Хотя… Что касается последнего, то я сильно сомневаюсь. Менталитет такой – не можем не воровать.

Тяжкие преступления у нас сродни действиям олигархов, далеко часто не видны, о них узнаешь больше из газет, а вот такая мелкость, как бытовое жульничество, вроде тифозных вшей осыпало нашу жизнь со всех сторон и может вполне свести всех нас в могилу.

Я рассказывал о потоке всяких мелких воришек, что идут у нас на помилование. Берут все и все, что плохо лежит. Кур, поросят, банки с вареньем из чужого подвала, картошку с чужого огорода. Но это как бы безобидно. Хотя дачный домик пенсионера, ограбленный и подожженный спьяну, – не столь уж безобидно. И корова, единственная кормилица, украденная у старухи и пропитая за бутылку, – тоже не пустячок. Но вот если шустрят на железной дороге, дело дрянь. Сейчас с рельсов не отвинчивают гаек, как чеховский злоумышленник, но медные провода режут, не считаясь, что это может привести к гибели людей. Вот некий двадцатилетний оболтус Бабарыкин (фамилия реальная) в компании с себе подобными каждую ночь срезал на железной дороге три-шесть метров медного провода и сдавал во «Вторсырье». И там брали. Но с него-то что возьмешь – цену валютной меди по сто рублей за килограмм? А сколько бы человеческие жизни весили в случае крушения?

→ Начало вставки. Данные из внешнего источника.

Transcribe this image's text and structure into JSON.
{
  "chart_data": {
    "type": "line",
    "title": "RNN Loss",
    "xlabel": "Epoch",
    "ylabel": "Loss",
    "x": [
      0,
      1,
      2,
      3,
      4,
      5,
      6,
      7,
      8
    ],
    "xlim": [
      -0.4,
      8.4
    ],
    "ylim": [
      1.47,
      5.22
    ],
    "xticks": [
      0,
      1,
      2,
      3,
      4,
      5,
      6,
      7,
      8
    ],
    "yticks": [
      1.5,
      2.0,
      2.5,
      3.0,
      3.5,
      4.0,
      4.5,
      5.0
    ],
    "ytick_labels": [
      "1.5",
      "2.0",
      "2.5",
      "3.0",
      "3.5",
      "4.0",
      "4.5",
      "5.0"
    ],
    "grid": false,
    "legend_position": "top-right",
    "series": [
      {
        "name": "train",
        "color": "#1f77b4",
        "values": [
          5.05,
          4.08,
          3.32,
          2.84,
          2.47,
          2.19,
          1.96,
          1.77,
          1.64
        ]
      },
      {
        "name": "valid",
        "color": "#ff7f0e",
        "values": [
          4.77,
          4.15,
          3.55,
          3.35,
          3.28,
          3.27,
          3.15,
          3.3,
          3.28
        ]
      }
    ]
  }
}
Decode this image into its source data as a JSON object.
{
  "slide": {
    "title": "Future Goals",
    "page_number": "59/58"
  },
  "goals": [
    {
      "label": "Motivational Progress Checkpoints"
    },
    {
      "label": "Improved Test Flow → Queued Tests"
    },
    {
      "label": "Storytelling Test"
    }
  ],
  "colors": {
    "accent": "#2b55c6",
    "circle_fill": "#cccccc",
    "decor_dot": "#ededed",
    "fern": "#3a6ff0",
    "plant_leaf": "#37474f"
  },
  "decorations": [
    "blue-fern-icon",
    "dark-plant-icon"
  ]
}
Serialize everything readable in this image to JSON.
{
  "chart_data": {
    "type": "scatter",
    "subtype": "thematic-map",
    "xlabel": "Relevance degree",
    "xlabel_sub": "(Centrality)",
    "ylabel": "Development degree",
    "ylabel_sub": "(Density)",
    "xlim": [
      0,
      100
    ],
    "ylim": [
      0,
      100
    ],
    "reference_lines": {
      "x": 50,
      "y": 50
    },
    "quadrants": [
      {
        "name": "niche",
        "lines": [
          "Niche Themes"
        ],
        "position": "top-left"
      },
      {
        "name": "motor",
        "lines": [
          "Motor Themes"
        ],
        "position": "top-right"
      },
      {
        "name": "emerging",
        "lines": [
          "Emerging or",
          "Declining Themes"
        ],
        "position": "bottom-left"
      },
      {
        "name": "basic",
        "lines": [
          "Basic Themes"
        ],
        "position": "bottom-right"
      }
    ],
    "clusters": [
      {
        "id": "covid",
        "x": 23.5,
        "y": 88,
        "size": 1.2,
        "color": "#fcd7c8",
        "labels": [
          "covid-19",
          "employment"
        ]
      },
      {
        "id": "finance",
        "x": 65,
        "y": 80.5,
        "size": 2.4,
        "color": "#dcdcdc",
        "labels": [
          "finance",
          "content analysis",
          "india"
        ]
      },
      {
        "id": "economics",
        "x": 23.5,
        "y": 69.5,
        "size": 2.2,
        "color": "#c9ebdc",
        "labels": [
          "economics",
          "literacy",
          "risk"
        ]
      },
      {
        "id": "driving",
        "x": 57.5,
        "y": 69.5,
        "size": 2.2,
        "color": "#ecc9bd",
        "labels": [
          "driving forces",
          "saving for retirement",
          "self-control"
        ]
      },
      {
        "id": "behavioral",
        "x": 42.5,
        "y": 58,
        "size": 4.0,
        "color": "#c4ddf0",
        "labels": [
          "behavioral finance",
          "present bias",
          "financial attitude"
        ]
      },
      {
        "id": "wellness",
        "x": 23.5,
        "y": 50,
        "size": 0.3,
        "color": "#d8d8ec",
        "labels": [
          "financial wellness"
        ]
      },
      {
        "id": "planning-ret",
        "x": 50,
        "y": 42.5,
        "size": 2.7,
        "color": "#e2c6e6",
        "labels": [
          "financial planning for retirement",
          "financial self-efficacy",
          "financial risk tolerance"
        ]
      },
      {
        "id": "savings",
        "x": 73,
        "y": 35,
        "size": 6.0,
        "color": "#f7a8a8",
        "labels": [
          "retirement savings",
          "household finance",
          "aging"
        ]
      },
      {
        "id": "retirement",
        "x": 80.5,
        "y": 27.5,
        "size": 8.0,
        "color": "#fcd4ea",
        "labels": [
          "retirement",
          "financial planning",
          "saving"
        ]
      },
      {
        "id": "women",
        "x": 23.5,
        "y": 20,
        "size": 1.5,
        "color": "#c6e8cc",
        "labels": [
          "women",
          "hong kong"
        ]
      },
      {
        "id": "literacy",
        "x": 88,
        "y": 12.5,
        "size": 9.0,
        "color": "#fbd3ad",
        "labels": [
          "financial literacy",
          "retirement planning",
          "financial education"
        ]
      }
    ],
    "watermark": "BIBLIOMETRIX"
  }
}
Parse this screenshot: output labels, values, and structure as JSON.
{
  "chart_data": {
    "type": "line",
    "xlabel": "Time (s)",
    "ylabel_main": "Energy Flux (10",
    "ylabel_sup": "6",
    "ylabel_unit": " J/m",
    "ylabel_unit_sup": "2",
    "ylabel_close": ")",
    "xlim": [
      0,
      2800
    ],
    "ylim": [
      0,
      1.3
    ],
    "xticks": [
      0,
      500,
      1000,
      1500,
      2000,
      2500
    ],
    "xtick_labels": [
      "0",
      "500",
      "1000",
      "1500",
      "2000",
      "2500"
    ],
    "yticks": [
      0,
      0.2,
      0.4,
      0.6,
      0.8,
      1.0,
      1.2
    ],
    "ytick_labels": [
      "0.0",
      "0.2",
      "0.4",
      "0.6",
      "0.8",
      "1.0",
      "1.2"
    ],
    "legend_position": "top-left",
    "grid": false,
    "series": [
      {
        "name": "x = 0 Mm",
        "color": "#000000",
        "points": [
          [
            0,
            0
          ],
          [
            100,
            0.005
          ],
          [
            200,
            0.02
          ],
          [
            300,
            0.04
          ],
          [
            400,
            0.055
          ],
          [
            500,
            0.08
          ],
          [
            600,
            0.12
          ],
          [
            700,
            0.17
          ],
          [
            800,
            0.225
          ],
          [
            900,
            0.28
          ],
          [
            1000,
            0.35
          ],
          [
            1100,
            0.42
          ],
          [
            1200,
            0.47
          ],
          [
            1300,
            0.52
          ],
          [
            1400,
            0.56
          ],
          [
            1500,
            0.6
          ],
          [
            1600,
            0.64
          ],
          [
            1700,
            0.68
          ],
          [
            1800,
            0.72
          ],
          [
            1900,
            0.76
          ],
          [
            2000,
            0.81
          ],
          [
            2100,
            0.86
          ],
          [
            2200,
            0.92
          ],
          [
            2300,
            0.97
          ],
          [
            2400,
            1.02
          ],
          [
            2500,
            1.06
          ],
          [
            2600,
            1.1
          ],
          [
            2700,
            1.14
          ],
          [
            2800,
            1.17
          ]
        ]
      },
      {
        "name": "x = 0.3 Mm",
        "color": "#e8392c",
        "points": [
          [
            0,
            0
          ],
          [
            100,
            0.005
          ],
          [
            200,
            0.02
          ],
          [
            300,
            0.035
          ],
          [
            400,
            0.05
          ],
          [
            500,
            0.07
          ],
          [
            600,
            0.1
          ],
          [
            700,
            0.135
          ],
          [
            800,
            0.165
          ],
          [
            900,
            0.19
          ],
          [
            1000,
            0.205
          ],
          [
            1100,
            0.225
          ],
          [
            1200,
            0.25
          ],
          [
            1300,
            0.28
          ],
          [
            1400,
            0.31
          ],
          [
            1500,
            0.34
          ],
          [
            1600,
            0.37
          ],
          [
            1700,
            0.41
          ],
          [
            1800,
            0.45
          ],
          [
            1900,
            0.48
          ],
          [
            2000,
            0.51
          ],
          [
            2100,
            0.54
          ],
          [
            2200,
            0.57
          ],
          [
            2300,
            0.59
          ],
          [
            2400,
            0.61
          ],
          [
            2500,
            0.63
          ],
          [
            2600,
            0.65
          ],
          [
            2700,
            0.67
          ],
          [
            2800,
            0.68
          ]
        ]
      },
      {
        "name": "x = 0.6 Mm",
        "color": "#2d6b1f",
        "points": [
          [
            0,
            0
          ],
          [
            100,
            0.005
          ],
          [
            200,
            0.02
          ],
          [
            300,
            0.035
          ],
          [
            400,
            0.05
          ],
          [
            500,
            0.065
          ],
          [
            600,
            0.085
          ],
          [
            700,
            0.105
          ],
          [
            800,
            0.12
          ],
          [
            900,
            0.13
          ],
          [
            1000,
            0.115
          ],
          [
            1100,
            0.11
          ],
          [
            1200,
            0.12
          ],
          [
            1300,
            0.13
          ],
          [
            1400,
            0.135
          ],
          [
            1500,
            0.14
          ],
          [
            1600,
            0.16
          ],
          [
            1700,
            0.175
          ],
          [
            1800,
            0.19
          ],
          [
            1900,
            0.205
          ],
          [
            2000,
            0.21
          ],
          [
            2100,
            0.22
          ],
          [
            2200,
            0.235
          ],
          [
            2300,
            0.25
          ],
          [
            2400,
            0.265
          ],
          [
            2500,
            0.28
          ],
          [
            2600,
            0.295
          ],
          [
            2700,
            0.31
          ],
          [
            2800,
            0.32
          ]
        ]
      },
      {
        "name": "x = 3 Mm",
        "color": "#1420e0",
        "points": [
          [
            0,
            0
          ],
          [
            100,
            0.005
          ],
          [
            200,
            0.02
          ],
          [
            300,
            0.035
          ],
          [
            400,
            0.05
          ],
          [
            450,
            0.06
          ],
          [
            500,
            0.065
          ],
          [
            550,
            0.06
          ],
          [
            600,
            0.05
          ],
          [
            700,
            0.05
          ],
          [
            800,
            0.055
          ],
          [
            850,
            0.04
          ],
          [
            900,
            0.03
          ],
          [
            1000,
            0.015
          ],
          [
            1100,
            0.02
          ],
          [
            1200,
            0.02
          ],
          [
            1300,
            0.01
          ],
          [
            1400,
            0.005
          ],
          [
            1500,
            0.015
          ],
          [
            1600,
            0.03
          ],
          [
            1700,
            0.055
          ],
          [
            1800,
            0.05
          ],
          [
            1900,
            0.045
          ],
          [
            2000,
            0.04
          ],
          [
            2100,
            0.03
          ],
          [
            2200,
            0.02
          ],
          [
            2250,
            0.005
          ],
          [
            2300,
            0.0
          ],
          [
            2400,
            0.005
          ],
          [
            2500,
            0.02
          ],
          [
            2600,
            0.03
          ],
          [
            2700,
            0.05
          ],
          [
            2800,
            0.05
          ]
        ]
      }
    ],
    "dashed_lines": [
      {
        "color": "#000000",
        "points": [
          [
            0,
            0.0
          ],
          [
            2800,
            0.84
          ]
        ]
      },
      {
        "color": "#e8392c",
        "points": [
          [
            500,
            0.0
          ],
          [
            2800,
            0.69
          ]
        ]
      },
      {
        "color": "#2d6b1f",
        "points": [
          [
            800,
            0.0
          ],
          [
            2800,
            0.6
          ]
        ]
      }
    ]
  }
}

Или вот дело некоего Якова Григорьева, заместителя директора образовательного учреждения. Так и означено: «образовательного». Этот человек наворовал в государственных музеях и библиотеках России и во многих других учреждениях столько культурных ценностей, что перечислить невозможно. Там и рукописи, и ценные исторические журналы и книги (296 изданий), и всякое там музейное серебро: вазы, подсвечники и т. д. Украдены даже две скрипки мастеров А. Страдивари и Я. Штайнера! Ну, где там братья Вайнеры, есть сюжет для нового романа! Это уже похлеще, чем медный провод от поездов. Хотя, если честно, может показаться тоже исключением из правил: берут, но как бы не наше. Не мое.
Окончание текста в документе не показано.